I'm not going to lie, I'm not 100% sure if I'm going to do this correctly. It's been a while since I've done something like this, so you may want to double check my answer. Also, the letter T in your question is really throwing me off, so I'm just going to give you two answers. The first answer will treat T as a variable, the second answer will ignore it completely. Both answers, however, use the following equation for the reflection of a vector about a line:RefL(v) = 2L(v ● L)/(L ● L) - vFor my first answer, I'll use the following vectors for Land v:L = -2i - j + 2Tk, andv = 7i + 2j + 7Tk,where i, j, and k are the unit vectors in the direction of the x, y, and z axes in R3, respectively.Thus,v ● L = -14 - 2 + 14T2 = 14T2 - 16.L ● L = 4 + 1 + 4T2 = 4T2 + 5.Therefore, 2L(v ● L)/(L ● L) =2L(14T2 - 16)/(4T2 + 5) = L(28T2 - 32)/(4T2 + 5) =-8(7T2 - 8)/(4T2 + 5)i - 4(7T2 - 8)/(4T2 + 5)j + 8T(7T2 - 8)/(4T2 + 5)k.Let A = 2L(v ● L)/(L ● L).(A - v)i = [-8(7T2 - 8)/(4T2 + 5) - 7(4T2 + 5)/(4T2 + 5)]i =(-56T2 + 64 - 28T2 - 35)/(4T2 + 5)i = (-84T2 + 29)/(4T2 + 5)i.(A - v)j = [-4(7T2 - 8)/(4T2 + 5) - 2(4T2 + 5)/(4T2 + 5)]j =(-28T2 + 32 - 8T2 - 10)/(4T2 + 5)j = (-36T2 + 22)/(4T2 + 5)j.(A - v)k = [8T(7T2 - 8)/(4T2 + 5) - 7T(4T2 + 5)/(4T2 + 5)]k =(56T3 - 64T - 28T3 - 35T)/(4T2 + 5)k = (28T3 - 99T)/(4T2 + 5)k.Let b = 1/(4T2 + 5), thenRefL(v) = b[(-84T2 + 29)i + (-36T2 + 22)j + (28T3 - 99T)k]That expression for RefL(v) looks pretty ugly, so I'm going to do the problem again, this time without the variable T.L = -2i - j + 2k, andv = 7i + 2j + 7k.v ● L = -14 - 2 + 14 = -2L ● L = 4 + 1 + 4 = 9Therefore, 2L(v ● L)/(L ● L) =2L(-2/9) = L(-4/9) =(8/9)i + (4/9)j - (8/9)k.RefL(v) = 2L(v ● L)/(L ● L) - v = (8/9)i + (4/9)j - (8/9)k - 7i - 2j - 7k =-(55/9)i - (14/9)j - (71/9)k.While this expression does look much nicer, I'm not sure if it's right. So, like I recommended above, please double check my work!
-4x plus 5y equals -6 -6x - y equals 5?
Multiply the first by 3 and the second by -2
How would you put 5y equals 25 in standard form?
5y=25x 25x=5y -5y 25x-5y=0
What is 52-5y?
What is 52-5y 52 = 5Y 52 = Y 5 10.4 =Y
What is 5y- 5y?
0
What expression is equivalent to -(-5y-2)?
-3
How do you solve 4 is greater than or equal to 5 y over -2 keeping in mind that only the y is over the negative?

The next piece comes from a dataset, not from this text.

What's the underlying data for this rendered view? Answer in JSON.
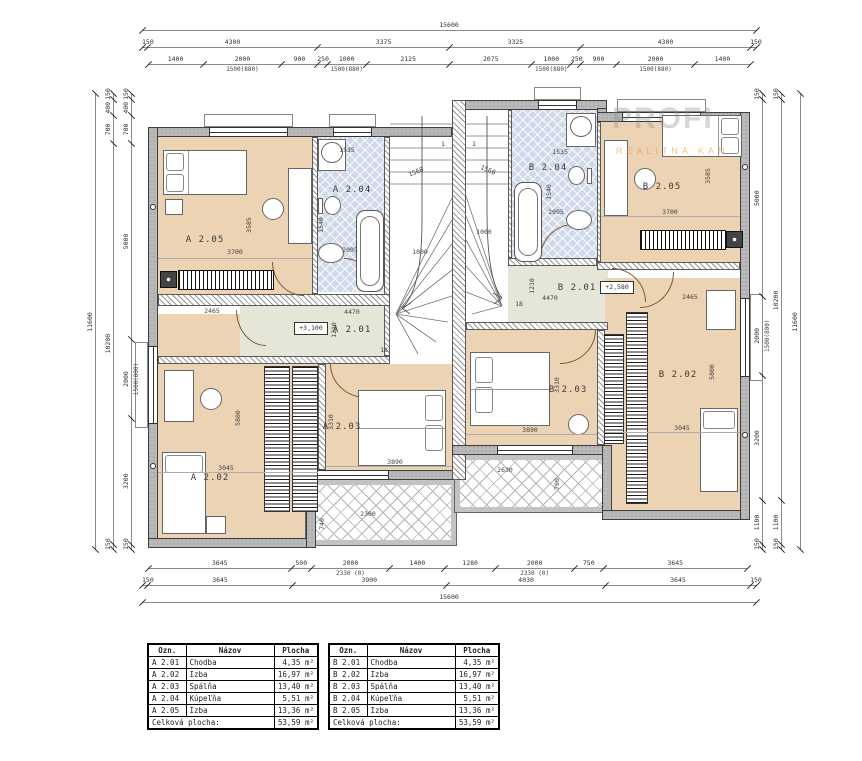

To solve 4 ≥ 5y/-2 assuming normal algebraic rules regarding numbers and letters that are next to each other meaning multiply (and not as in a mixed number fraction): 4 ≥ 5y/-2 → 4 ≥ 5y/-2 (multiplying a fraction by a whole number → multiply numerator by the number) → 4 ≥ -5y/2 (make the denominator positive, so negate the numerator) → 8 ≥ -5y (multiply both sides by 2)* → 5y ≥ -8 (take the -5y and the 8 to the opposite sides, changing their signs) → y ≥ -8/5 (divide both sides by 5) Thus any value of y greater than or equal to -8/5 = -13/5 is a solution. * Multiplying (or dividing) both sides of an inequality by a negative number changes the direction of the inequality: greater than becomes less than and vice verse. By ensuring that the top of the negative "fraction" is the negative number and the bottom is positive, this change of inequality does not need to be remembered as a negative number is not used to multiply both sides.